“The deposition of former President Donald Trump is hereby stayed until the deposition of [F.B.I. Director] Christopher Wray and any ensuing motion practice as to the remaining necessity of the former president’s deposition have been completed,” the order reads in part. It was issued by U.S. District Judge Amy Berman Jackson on Thursday, May 11.
Previously, Jackson had ruled that Wray and Trump could be deposed in connection to the lawsuits, according to court documents. U.S. DOJ lawyers had argued that Wray should be deposed first because he was ranked lower than Trump and that any information that he provided in the suit could mean that Trump would not have to testify.
Berman Jackson, a senior judge of the U.S. District Court for the District of Columbia, was appointed by former President Barack Obama.

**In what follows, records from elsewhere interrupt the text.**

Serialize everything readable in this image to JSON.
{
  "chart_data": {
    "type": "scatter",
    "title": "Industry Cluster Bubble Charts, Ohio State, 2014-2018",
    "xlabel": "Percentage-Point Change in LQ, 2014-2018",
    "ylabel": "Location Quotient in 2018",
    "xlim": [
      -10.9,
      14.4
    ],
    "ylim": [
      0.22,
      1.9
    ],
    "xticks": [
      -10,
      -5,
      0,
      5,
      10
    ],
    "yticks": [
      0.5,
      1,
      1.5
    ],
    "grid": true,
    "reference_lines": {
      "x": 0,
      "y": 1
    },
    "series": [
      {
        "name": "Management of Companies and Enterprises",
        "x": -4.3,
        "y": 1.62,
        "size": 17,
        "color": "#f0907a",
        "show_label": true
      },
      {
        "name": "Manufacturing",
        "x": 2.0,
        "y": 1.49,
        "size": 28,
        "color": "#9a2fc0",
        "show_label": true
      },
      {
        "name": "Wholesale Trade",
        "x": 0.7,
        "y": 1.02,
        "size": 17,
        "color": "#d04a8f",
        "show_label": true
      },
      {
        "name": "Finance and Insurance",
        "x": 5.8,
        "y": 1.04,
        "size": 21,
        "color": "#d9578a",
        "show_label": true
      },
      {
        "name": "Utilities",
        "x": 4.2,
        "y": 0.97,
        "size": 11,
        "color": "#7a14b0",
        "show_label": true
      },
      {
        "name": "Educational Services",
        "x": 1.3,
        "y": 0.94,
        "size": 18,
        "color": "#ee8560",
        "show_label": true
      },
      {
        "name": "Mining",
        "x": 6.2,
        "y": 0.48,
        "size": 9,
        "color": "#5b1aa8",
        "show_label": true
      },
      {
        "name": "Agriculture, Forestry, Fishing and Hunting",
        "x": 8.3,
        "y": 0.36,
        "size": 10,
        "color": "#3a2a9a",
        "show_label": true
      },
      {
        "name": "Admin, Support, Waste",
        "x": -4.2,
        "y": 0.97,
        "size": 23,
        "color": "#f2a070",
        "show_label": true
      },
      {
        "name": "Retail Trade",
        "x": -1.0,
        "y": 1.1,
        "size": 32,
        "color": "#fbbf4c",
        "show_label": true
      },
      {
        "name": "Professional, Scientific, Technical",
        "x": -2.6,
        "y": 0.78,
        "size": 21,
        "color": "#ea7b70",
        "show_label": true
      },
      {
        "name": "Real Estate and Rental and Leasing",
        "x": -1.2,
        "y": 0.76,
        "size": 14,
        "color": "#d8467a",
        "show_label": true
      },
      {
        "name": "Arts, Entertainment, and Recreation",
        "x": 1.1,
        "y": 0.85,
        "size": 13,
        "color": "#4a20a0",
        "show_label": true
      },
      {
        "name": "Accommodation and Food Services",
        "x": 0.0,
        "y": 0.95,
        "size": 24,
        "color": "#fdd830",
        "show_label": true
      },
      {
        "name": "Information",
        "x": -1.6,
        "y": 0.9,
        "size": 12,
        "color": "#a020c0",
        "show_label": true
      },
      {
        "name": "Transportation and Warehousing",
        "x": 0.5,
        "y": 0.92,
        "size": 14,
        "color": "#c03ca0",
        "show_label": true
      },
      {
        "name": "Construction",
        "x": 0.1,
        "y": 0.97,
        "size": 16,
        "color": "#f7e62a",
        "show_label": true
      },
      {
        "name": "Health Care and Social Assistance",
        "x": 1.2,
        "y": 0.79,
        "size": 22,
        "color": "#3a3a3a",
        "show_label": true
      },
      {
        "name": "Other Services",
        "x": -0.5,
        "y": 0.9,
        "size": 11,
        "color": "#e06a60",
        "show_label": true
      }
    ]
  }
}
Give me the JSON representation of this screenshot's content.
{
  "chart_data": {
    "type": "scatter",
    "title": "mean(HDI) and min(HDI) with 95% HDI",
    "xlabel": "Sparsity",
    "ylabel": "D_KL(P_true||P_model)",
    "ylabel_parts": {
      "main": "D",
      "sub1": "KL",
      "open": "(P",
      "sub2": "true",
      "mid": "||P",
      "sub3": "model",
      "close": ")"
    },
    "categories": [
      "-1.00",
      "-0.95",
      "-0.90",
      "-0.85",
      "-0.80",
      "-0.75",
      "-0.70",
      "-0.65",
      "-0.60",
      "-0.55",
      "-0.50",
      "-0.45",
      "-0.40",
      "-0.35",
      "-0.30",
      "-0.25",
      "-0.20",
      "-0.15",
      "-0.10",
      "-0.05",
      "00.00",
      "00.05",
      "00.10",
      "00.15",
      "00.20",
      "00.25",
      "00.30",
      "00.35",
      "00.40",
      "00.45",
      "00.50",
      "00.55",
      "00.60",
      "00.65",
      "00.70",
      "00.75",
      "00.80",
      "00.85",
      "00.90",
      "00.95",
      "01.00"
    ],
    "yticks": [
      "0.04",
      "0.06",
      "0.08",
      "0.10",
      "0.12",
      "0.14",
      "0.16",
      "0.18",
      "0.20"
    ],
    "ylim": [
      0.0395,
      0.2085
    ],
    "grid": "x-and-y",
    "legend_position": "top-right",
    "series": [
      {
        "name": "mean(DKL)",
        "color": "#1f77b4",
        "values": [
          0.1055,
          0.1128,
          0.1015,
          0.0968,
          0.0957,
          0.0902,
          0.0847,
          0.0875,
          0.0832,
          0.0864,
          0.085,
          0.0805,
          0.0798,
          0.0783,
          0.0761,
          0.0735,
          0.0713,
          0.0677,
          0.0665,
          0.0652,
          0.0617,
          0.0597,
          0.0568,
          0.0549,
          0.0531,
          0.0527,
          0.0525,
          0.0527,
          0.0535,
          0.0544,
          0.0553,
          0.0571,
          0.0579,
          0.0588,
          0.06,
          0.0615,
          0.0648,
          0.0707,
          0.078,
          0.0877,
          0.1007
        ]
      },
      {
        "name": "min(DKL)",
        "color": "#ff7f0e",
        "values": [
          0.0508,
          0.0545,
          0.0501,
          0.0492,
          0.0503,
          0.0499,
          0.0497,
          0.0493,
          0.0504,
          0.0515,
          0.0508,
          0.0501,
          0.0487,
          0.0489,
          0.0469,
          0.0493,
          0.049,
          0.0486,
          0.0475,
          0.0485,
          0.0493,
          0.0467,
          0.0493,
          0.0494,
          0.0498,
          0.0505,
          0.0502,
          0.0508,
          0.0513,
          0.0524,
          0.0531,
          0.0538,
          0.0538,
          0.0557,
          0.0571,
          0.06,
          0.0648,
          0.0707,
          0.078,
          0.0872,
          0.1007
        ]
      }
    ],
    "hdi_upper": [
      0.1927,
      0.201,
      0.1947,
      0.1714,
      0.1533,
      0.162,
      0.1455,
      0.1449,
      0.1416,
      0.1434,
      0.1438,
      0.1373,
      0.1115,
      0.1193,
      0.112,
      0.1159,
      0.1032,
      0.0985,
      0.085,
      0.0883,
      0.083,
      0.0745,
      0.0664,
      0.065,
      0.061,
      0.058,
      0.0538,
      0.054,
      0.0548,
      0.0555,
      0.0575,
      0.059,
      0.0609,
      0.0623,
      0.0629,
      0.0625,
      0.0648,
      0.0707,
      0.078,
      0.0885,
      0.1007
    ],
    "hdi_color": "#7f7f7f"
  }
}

In defending her earlier ruling, the judge wrote that it “was appropriate in light of all of the facts, including the former President’s own public statements concerning his role in the firing of the plaintiff,” according to court documents.
Trump repeatedly said that Strzok and Page were treating him unfairly during the FBI probe and often pointed to negative comments they said about him. After announcing his campaign for president last year, Trump made a 2024 campaign promise to clean out the “deep state,” a term used to describe entrenched federal bureaucrats who he said tried to block him while he was in office.
Ultimately, special counsel Robert Mueller’s probe essentially concluded that Trump did not collude with the Russian government to get elected. However, there were numerous unfounded claims about Trump that were aired on corporate media outlets that came from what appeared to be anonymous sources within the FBI and DOJ.
Strzok has alleged that the FBI had caved to “unrelenting pressure” from Trump when it fired him and that he was unfairly terminated for expressing his political opinions. As part of the lawsuit, Strzok’s lawyers have said they want to question Trump about whether he met with and pressured FBI and DOJ officials to fire him.
But the DOJ says that the former FBI deputy director, David Bowdich, has already said that he made the decision to fire Strzok on his own, and that he did not recall Wray ever telling him about any meeting in which the president pressured him about Strzok.
“These circumstances do not rise to the ‘extraordinary circumstances’ necessary to authorize the deposition of a current or former high-ranking government official, much less a former President,” the DOJ also wrote.
Attorneys for Page and Strzok have not issued any public comments with regard to her order. The former president was slated to testify in the lawsuits on May 24 before Berman’s order was handed down.